To use Euclid's division algorithm, we apply Euclid's division lemma to given numbers c and d, to find whole numbers q and r such that

c=dq+r,0≤r<d

Here, c=38220,d=196

38220=196×195+0

Remainder is equal to 0.

Therefore, HCF of 196 and 38220 is equal to 196 which is equal to value of d in the last step.

2.    Show that any positive odd integer is of the form 6q+1, or 6q+3, or 6q+5, where q is some integer.

Solution:

Let a be any positive odd integer and b=6.

We can apply Euclid's division algorithm on a and b=6.

⇒a=6q+r

We know that value of  0≤r<6.

Therefore, all possible values of a are:

a=6q

a=6q+1

a=6q+2

a=6q+3

a=6q+4

a=6q+5

We can ignore 6q, 6q+2 and 6q+4 because they are divisible by 2 which means they are not positive odd integers.

Therefore, we are just left with 6q+1, 6q+3 and 6q+5.

Therefore, any positive odd integer is of the form (6q+1) or (6q+3)or (6q+5).

3.   Any army contingent of 616 members is to march behind an army band of 32 members in a parade. The two groups are to march in the same number of columns.

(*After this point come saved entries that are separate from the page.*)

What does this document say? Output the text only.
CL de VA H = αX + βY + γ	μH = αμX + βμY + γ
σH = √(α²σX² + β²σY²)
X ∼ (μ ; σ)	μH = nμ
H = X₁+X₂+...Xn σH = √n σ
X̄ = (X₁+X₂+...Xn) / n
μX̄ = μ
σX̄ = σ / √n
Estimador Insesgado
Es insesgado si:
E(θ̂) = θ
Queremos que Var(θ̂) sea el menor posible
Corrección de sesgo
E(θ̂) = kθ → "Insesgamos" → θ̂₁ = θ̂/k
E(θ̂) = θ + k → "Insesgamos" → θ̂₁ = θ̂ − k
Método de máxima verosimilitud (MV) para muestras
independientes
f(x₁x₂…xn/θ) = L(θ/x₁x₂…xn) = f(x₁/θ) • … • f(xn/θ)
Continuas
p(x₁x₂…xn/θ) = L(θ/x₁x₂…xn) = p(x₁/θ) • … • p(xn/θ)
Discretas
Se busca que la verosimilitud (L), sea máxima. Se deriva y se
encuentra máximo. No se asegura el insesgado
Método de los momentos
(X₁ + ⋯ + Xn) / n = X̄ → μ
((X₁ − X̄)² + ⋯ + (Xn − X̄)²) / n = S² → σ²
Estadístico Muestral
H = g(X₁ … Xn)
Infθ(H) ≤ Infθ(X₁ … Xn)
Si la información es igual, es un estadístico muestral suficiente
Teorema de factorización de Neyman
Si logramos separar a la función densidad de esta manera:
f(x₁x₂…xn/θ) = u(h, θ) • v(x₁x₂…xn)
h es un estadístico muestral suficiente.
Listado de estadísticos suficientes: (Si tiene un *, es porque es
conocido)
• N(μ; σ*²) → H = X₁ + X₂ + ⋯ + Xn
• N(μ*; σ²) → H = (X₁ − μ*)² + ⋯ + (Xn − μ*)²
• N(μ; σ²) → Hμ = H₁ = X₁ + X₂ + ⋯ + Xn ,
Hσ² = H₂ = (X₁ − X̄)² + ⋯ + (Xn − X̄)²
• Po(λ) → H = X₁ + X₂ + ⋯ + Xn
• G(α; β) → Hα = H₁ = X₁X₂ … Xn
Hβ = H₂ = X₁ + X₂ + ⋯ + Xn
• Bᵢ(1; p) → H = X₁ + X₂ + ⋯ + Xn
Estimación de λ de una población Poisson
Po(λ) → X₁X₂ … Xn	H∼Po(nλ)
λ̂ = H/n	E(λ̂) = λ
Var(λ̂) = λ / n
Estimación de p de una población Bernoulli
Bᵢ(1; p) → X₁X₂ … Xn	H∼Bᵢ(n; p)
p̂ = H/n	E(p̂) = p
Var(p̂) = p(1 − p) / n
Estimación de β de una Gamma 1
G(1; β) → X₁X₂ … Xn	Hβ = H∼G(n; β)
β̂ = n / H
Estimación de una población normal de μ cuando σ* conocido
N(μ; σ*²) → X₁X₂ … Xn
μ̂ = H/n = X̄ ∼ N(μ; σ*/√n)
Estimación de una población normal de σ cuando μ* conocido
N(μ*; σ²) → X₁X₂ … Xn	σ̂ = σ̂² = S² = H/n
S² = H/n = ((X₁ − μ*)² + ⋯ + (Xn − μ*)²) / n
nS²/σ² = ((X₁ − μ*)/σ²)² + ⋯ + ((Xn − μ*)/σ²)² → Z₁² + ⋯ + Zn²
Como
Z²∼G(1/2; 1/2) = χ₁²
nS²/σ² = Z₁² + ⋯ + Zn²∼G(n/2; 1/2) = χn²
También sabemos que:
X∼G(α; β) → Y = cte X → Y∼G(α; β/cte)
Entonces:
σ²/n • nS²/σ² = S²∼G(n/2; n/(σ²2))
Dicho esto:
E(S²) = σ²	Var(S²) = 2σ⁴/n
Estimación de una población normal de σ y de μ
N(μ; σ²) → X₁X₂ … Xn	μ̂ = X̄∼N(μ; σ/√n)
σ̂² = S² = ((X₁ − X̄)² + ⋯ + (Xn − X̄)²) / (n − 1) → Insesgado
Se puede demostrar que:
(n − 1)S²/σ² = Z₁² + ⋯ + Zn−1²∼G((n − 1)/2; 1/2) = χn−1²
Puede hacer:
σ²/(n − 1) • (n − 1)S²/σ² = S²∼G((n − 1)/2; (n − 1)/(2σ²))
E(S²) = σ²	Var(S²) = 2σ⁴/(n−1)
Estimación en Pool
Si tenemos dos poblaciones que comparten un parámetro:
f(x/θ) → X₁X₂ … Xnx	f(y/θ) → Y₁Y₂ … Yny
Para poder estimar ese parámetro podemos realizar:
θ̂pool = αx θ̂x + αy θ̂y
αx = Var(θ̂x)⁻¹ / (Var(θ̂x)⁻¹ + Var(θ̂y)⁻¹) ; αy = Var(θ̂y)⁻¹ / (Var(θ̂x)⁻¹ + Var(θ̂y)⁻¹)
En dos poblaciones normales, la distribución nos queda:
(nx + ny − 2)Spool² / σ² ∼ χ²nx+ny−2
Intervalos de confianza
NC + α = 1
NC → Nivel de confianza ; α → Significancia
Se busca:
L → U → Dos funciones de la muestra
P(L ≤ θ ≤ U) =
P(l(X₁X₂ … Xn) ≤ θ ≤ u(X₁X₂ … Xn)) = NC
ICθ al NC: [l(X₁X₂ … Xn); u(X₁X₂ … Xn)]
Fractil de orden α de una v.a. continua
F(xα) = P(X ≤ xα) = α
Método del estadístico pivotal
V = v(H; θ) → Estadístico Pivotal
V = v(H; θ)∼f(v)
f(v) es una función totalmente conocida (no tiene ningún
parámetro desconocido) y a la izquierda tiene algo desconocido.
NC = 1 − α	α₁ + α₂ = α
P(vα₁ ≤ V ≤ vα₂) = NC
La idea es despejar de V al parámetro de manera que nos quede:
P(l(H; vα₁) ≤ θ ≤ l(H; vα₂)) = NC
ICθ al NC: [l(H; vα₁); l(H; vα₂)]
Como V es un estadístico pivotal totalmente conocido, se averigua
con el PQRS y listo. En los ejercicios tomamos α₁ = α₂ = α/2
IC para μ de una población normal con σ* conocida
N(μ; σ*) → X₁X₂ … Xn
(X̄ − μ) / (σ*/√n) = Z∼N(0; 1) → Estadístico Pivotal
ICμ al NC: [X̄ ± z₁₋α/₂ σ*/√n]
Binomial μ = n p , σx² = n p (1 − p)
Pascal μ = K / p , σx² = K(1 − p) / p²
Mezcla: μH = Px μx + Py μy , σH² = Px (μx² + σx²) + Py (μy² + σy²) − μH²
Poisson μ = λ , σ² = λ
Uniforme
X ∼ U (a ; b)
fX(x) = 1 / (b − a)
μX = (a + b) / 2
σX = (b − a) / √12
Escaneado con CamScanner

What is the maximum number of columns in which they can march?

Solutions:

HCF of 616 and 32 would be equal to maximum number of columns in which they can march.

To find HCF, we can use Euclid's division algorithm, we apply Euclid's division lemma to given numbers c and d, to find whole numbers q and r such that

c=dq+r,0≤r<d

Here, c=616,d=32

616=32×19+8

Remainder is not equal to 0. Therefore, we apply the same process again on 32 and 8.

32=8×4+0

Remainder is equal to 0.

Therefore, HCF of 616 and 32 is equal to 8 which is equal to value of d in the last step.

It means that they can march in maximum of 8 columns.

4.    Use Euclid's division lemma to show that the square of any positive integer is either of the form 3m or 3m+1 for some integer m.

[Hint:  Let x be any positive integer then it is of the form 3q,3q+1,3q+2. Now square each of these and show that they can be rewritten in the form 3m or 3m+1]

Solution:

Let x be any positive integer and b=3.

According to Euclid's division lemma, we can say that

x=3q+r,0≤r<3

Therefore, all possible values of x are:

x=3q,(3q+1) or (3q+2)

 

Now lets square each one of them one by one.

(i)    (3q)²=9q ²

Let m=3q2 be some integer, we get 9q2=3×3q2=3m

(ii)   (3q+1)² = 9q ²  +6q+1=3(3q ²  +2q)+1

Let m=3q ²+2q be some integer, we get

(3q+1) ²=3m+1

(iii)  (3q+2) ² =9q ² +4+12q=9q ² +12q+3+1=3(3q ² +4q+1)+1

Let m=(3q ² +4q+1) be some integer, we get

(3q+2) ² =3m+1

Hence, square of any positive integer is either of the form 3m or 3m+1 for some integer m.

5          Use Euclid's division lemma to show that the cube of any positive integer is of the form 9m, 9m+1 or 9m+8.

Solution:

Let a be any positive integer and b=3.

According to Euclid's division lemma, we can say that

a=3q+r,0≤r<3

Therefore, possible values of a are:

3q,3q+1 or 3q+2

Now, we will find cube of  each one of them.

(i)  

(3q)³=27q ³

Let m=3q3 be any integer, we get

(3q) ³=27q ³=9×3q ³=9m

(ii)

(3q+1) ³=27q ³+1+3(3q)(3q+1)

=27q ³+1+27q ² +9q

⇒(3q+1) ³=27q ³+27q ² +9q+1=9(3q ³ +3q ² +q)+1

Let m=(3q+3q ² +q) be  any integer then we get,

(3q+1) ³=9m+1

(iii)

(3q+2) ³=(3q) ³+2 ³+3(3q)(2)(3q+2)=27q ³ +8+54q ² +36q

⇒(3q+2) ³=27q ³ +54q ² +36q+8=9(3q ³ +6q ² +4q)+8

Let m=(3q3 +6q ² +4q) be any integer, then we get

(3q+2) ³=9m+8

Therefore, it is proved that cube of any positive number is of the form 9m, 9m+1 or 9m+8.